Show that a graph with at least half of nodes of degree at least 10 is not planar.

Question

I am having troubles solving this exercise of a sample test:

G=(V, E) is a simple, connected, undirected graph with |V|=n and |E|=m and no bridge. Show that, if G has at least half of its vertices of degree at least 10, G is not planar.

I was thinking of using the m <= 3n-6 property, but still do not know where to go from there.

Edit: I have thought of something: we know that for every graph of |V|>=11, either itself or its complement is planar. Since in this exercise more than half of the vertices have a degree of at least 10, G is not planar, but its complement is. Can I somehow use this to prove it?

Answer 1

Suppose $G$ has no bridge and at least half its vertices of degree at least 10.
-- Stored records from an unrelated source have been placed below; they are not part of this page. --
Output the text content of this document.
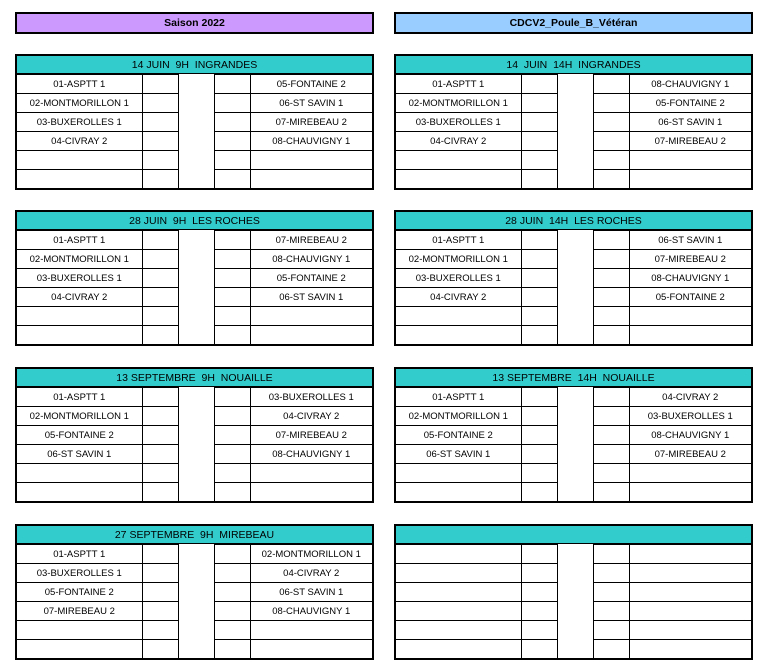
Saison 2022	CDCV2_Poule_B_Vétéran
14 JUIN  9H  INGRANDES
01-ASPTT 1				05-FONTAINE 2
02-MONTMORILLON 1				06-ST SAVIN 1
03-BUXEROLLES 1				07-MIREBEAU 2
04-CIVRAY 2				08-CHAUVIGNY 1

14  JUIN  14H  INGRANDES
01-ASPTT 1				08-CHAUVIGNY 1
02-MONTMORILLON 1				05-FONTAINE 2
03-BUXEROLLES 1				06-ST SAVIN 1
04-CIVRAY 2				07-MIREBEAU 2

28 JUIN  9H  LES ROCHES
01-ASPTT 1				07-MIREBEAU 2
02-MONTMORILLON 1				08-CHAUVIGNY 1
03-BUXEROLLES 1				05-FONTAINE 2
04-CIVRAY 2				06-ST SAVIN 1

28 JUIN  14H  LES ROCHES
01-ASPTT 1				06-ST SAVIN 1
02-MONTMORILLON 1				07-MIREBEAU 2
03-BUXEROLLES 1				08-CHAUVIGNY 1
04-CIVRAY 2				05-FONTAINE 2

13 SEPTEMBRE  9H  NOUAILLE
01-ASPTT 1				03-BUXEROLLES 1
02-MONTMORILLON 1				04-CIVRAY 2
05-FONTAINE 2				07-MIREBEAU 2
06-ST SAVIN 1				08-CHAUVIGNY 1

13 SEPTEMBRE  14H  NOUAILLE
01-ASPTT 1				04-CIVRAY 2
02-MONTMORILLON 1				03-BUXEROLLES 1
05-FONTAINE 2				08-CHAUVIGNY 1
06-ST SAVIN 1				07-MIREBEAU 2

27 SEPTEMBRE  9H  MIREBEAU
01-ASPTT 1				02-MONTMORILLON 1
03-BUXEROLLES 1				04-CIVRAY 2
05-FONTAINE 2				06-ST SAVIN 1
07-MIREBEAU 2				08-CHAUVIGNY 1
Since there is no cut-edge, every vertex has degree at least 2. With at least half the vertices having degree at least 10, and the remainder having degree at least 2, the average degree of $G$ is at least $(10 + 2)/2 = 6$.

Therefore $G$ has at least $6 n / 2 = 3n$ edges, so it cannot be planar.

Answer 2

This is true even removing the condition that $G$ is bridgeless.

Let $G$ be such a graph. Assume that $G$ is planar. We may assume that $G$ has no vertices of degree 1. [Indeed, let $v$ be a vertex of degree 1. Then the face $F$ that $v$ is in has at least 2 other vertices; add an edge between $v$ and any vertex in $F$ that $v$ is not already adjacent to; the resulting graph will still be simple and planar, have at least half of its vertices with degree 10 or greater, and have one less vertex of degree 1. Repeat this until there are no more degree-1 vertices left.]

Then that half of the vertices of $G$ have degree at least 10 and the remaining vertices have degree at least 2 imply that $G$ cannot be planar after all; too many edges as observed in the above answer by Nick Matteo.